There remains a lack of high-quality evidence to support the isolated treatment of visual symptoms, such as double vision or blurred vision, after a concussion with vision therapy; additional studies are needed. It may help the clinician to obtain a specific vision history and perform a systematic visual examination aimed at identifying these problems; An assessment of visual acuity alone is insufficient in the setting of concussion.

If deficits are identified, clinicians can promptly provide supportive care and suggest academic accommodations during the school reentry process. Therefore, children and adolescents who have persistent visual symptoms may benefit from referral to specialists, as described above, with experience in comprehensive multidisciplinary concussion management for further evaluation and treatment to optimize visual function and quality. of life.

recommendations

 1. Clinicians should consider screening for vision problems after a concussion in children and adolescents to determine academic potential and activity modifications after injury.

 2. Beyond visual acuity, a screening exam that evaluates the patient’s saccades, RVO, convergence, and accommodation can be helpful to the clinician in identifying these problems after a concussion.

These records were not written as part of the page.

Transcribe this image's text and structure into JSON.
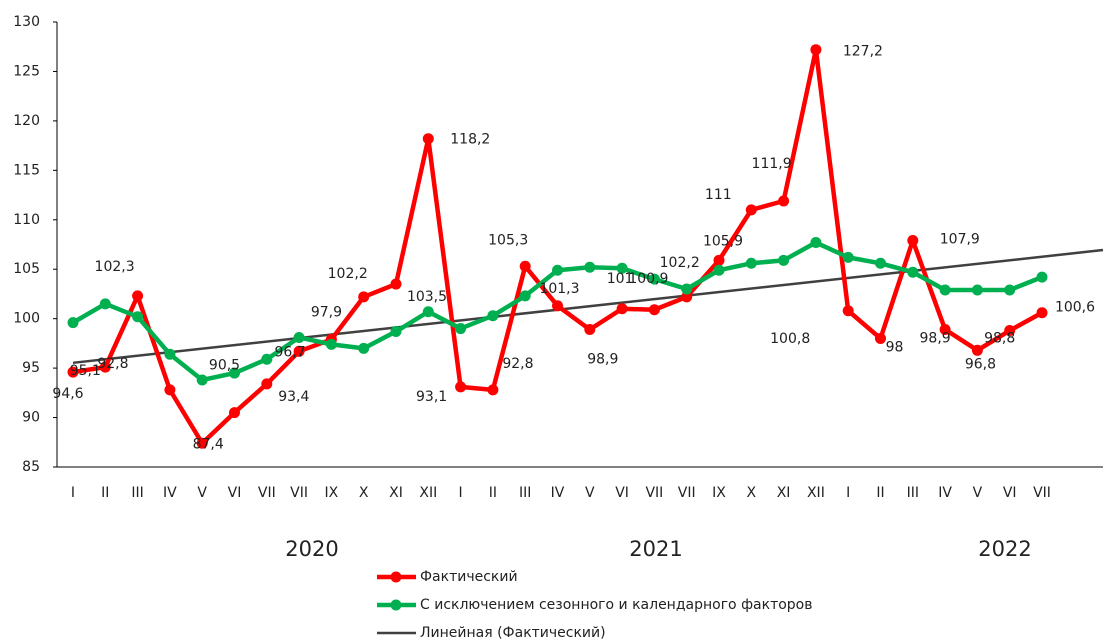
{
  "chart_data": {
    "type": "line",
    "categories": [
      "I",
      "II",
      "III",
      "IV",
      "V",
      "VI",
      "VII",
      "VII",
      "IX",
      "X",
      "XI",
      "XII",
      "I",
      "II",
      "III",
      "IV",
      "V",
      "VI",
      "VII",
      "VII",
      "IX",
      "X",
      "XI",
      "XII",
      "I",
      "II",
      "III",
      "IV",
      "V",
      "VI",
      "VII"
    ],
    "period_labels": [
      "2020",
      "2021",
      "2022"
    ],
    "ylim": [
      85,
      130
    ],
    "yticks": [
      85,
      90,
      95,
      100,
      105,
      110,
      115,
      120,
      125,
      130
    ],
    "grid": false,
    "series": [
      {
        "name": "Фактический",
        "color": "#ff0000",
        "values": [
          94.6,
          95.1,
          102.3,
          92.8,
          87.4,
          90.5,
          93.4,
          96.7,
          97.9,
          102.2,
          103.5,
          118.2,
          93.1,
          92.8,
          105.3,
          101.3,
          98.9,
          101,
          100.9,
          102.2,
          105.9,
          111,
          111.9,
          127.2,
          100.8,
          98,
          107.9,
          98.9,
          96.8,
          98.8,
          100.6
        ],
        "value_labels": [
          "94,6",
          "95,1",
          "102,3",
          "92,8",
          "87,4",
          "90,5",
          "93,4",
          "96,7",
          "97,9",
          "102,2",
          "103,5",
          "118,2",
          "93,1",
          "92,8",
          "105,3",
          "101,3",
          "98,9",
          "101",
          "100,9",
          "102,2",
          "105,9",
          "111",
          "111,9",
          "127,2",
          "100,8",
          "98",
          "107,9",
          "98,9",
          "96,8",
          "98,8",
          "100,6"
        ]
      },
      {
        "name": "С исключением сезонного и календарного факторов",
        "color": "#00b050",
        "values": [
          99.6,
          101.5,
          100.2,
          96.4,
          93.8,
          94.5,
          95.9,
          98.1,
          97.4,
          97.0,
          98.7,
          100.7,
          99.0,
          100.3,
          102.3,
          104.9,
          105.2,
          105.1,
          104.0,
          103.0,
          104.9,
          105.6,
          105.9,
          107.7,
          106.2,
          105.6,
          104.7,
          102.9,
          102.9,
          102.9,
          104.2
        ]
      },
      {
        "name": "Линейная (Фактический)",
        "color": "#404040",
        "trend": "linear",
        "trend_of": 0
      }
    ]
  }
}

 3. Academic accommodations for school that account for potential post-concussion vision problems may be helpful for children during recovery from a concussion. 4 Some children with persistent visual problems after a concussion may benefit from referral to the appropriate specialist for treatment.

 

Comment

The present work highlights that visual symptoms are common after a concussion and that they generally recover within a month without interventions, but in some cases this does not occur.

Pediatricians should be prepared to perform a visual history and systematic visual examination on these children to identify those who will require referral to specialists with experience in concussion. In this way, appropriate curricular adaptations can be made both in school and in different activities of daily living to improve the quality of life of affected patients.